The board put installation of the software in other colleges temporarily on hold until the problems in Spokane and Tacoma could be worked out. The payment schedules were revised, the lawsuit said, as were plans to install ctcLink in more colleges. Problems continued to develop at the pilot schools and the installation at other colleges continued to be pushed back; in January 2016 the Legislature was told the $100 million project was an estimated $10 million over budget.

Last year, the board hired a consultant to review the problems the project experienced in Spokane and Tacoma. The state’s Office of the Chief Information Officer told lawmakers earlier this month that consultants have recommended a “pause” until those problems can be worked out.

But the lawsuit says the consultant “identified a lack of clear governance” as one of the problems that needs to be solved. The board halted plans to put ctcLink into the first wave of schools until problems were solved, and refused to make the final payment to Ciber.

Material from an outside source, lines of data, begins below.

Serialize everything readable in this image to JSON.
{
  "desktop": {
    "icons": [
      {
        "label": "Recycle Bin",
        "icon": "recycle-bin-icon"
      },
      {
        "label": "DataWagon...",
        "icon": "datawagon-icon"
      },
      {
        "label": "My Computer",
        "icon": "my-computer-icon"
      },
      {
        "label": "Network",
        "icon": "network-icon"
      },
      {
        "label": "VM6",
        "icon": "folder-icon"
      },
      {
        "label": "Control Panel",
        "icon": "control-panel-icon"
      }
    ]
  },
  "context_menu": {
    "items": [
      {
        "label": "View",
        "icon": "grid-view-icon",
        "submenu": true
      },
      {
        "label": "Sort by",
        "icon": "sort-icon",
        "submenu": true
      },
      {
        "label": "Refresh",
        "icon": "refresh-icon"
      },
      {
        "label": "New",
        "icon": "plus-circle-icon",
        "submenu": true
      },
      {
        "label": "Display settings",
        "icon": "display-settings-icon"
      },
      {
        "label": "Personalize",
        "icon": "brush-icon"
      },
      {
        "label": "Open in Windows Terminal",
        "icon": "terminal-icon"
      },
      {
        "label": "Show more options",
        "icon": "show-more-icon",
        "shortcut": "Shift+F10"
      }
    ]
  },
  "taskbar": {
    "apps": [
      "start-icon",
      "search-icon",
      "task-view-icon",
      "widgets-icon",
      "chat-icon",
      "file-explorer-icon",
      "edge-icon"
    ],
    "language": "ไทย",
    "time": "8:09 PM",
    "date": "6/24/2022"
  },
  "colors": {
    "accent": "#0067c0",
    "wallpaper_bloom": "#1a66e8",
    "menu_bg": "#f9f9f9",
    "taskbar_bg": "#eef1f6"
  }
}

Some of the early problems were a result of some schools being “unwilling” to adopt ctcLink, the lawsuit says.

“In particular, Spokane Community College was hostile to implementing ctcLink from the very beginning” and leadership didn’t participate in necessary changes, the lawsuit says. Later, the board demanded numerous “change orders” that were outside the scope of work Ciber had been hired to do, it says.

The company has done the work it was contracted to do, but the board has withheld the $13 million it is owed, the lawsuit says. CtcLink is ready for installation in the other schools but the board is deliberately delaying its adoption to avoid paying that money, it contends.

Ciber is suing the state and the community colleges board for breach of contract and failure to act in good faith. The money it’s owed “is critical to the operations of Ciber,” the suit says.